10th President General of the United Daughters of the Confederacy
- In office 1909–1911
- Preceded by: Cornelia Branch Stone
- Succeeded by: Rassie Hoskins White

Personal details
- Born: Virginia Faulkner 1845 Boydville, Martinsburg, Virginia, U.S.
- Died: February 25, 1916 (aged 70–71) Martinsburg, West Virginia, U.S.
- Spouse: James Whann McSherry
- Parent: Charles James Faulkner Sr. (father);
- Relatives: Charles James Faulkner Jr. (brother); Elisha Boyd (maternal grandfather);
- Occupation: Non-profit executive

= Virginia Faulkner McSherry =

Virginia Faulkner McSherry (1845-1916) was an American clubwoman who served as the President-General of the United Daughters of the Confederacy (UDC). Loyalty to the "Lost Cause" was her watchword.

==Biography==
Virginia Faulkner was born in Boydville, Martinsburg, Virginia (now West Virginia), in 1845. Her father was Charles James Faulkner Sr., a U.S. Representative from Virginia and West Virginia, and U.S. Minister to France, just prior to the civil war. She had at least two brothers, Charles James Faulkner, a United States senator from West Virginia, and Judge Elisha Boyd Faulkner. Her maternal grandfather was Elisha Boyd.
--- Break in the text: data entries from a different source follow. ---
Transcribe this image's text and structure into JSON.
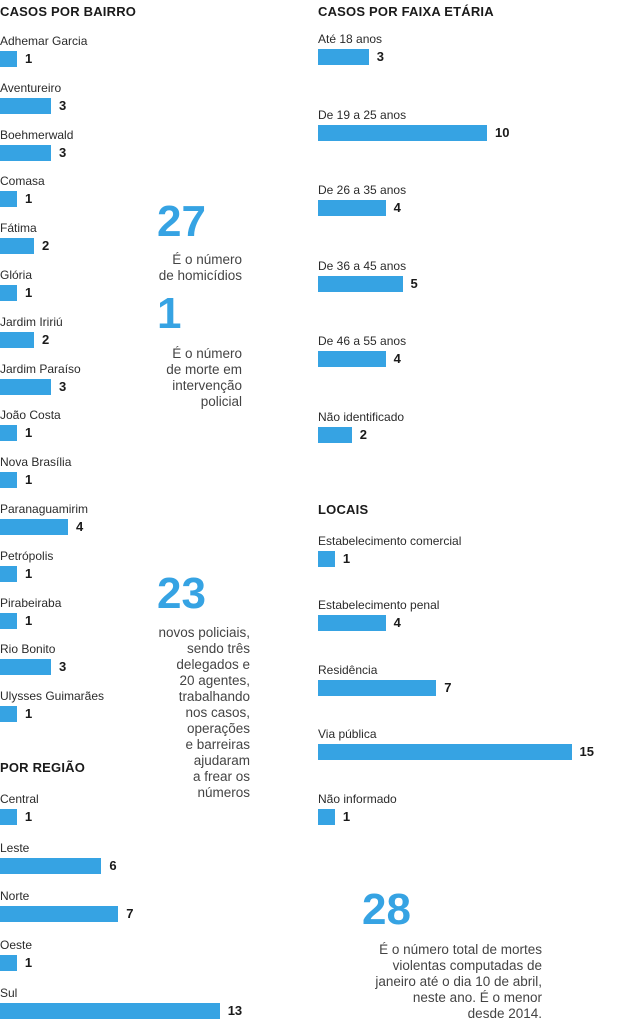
{
  "chart_data": [
    {
      "type": "bar",
      "title": "CASOS POR BAIRRO",
      "categories": [
        "Adhemar Garcia",
        "Aventureiro",
        "Boehmerwald",
        "Comasa",
        "Fátima",
        "Glória",
        "Jardim Iririú",
        "Jardim Paraíso",
        "João Costa",
        "Nova Brasília",
        "Paranaguamirim",
        "Petrópolis",
        "Pirabeiraba",
        "Rio Bonito",
        "Ulysses Guimarães"
      ],
      "values": [
        1,
        3,
        3,
        1,
        2,
        1,
        2,
        3,
        1,
        1,
        4,
        1,
        1,
        3,
        1
      ]
    },
    {
      "type": "bar",
      "title": "POR REGIÃO",
      "categories": [
        "Central",
        "Leste",
        "Norte",
        "Oeste",
        "Sul"
      ],
      "values": [
        1,
        6,
        7,
        1,
        13
      ]
    },
    {
      "type": "bar",
      "title": "CASOS POR FAIXA ETÁRIA",
      "categories": [
        "Até 18 anos",
        "De 19 a 25 anos",
        "De 26 a 35 anos",
        "De 36 a 45 anos",
        "De 46 a 55 anos",
        "Não identificado"
      ],
      "values": [
        3,
        10,
        4,
        5,
        4,
        2
      ]
    },
    {
      "type": "bar",
      "title": "LOCAIS",
      "categories": [
        "Estabelecimento comercial",
        "Estabelecimento penal",
        "Residência",
        "Via pública",
        "Não informado"
      ],
      "values": [
        1,
        4,
        7,
        15,
        1
      ]
    }
  ],
  "highlights": [
    {
      "number": "27",
      "text": "É o número\nde homicídios"
    },
    {
      "number": "1",
      "text": "É o número\nde morte em\nintervenção\npolicial"
    },
    {
      "number": "23",
      "text": "novos policiais,\nsendo três\ndelegados e\n20 agentes,\ntrabalhando\nnos casos,\noperações\ne barreiras\najudaram\na frear os\nnúmeros"
    },
    {
      "number": "28",
      "text": "É o número total de mortes\nviolentas computadas de\njaneiro até o dia 10 de abril,\nneste ano. É o menor\ndesde 2014."
    }
  ],
  "colors": {
    "bar": "#36a3e3",
    "accent": "#36a3e3"
  }
}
She was educated in the schools of Virginia, and later, during the residence abroad of her father, she took special training in Paris.

She spent the greater part of her young life, with the exception of the years she lived with her father's family in Paris, at her ancestral home, Boydville, until her marriage to Dr. James Whann McSherry. He was a prominent physician of Martinsburg.

In 1895, she organized a chapter of the UDC in her county of Berkeley. When the West Virginia Division of the UDC was organized, McSherry was elected its president, which office she filled until 1909, at Houston, Texas, when she was elected president-general of the UDC; she was re-elected, at Little Rock, Arkansas, at the succeeding election. McSherry was also a member of the Daughters of the American Revolution (DAR).

She died at her home in Martinsburg, West Virginia on February 25, 1916.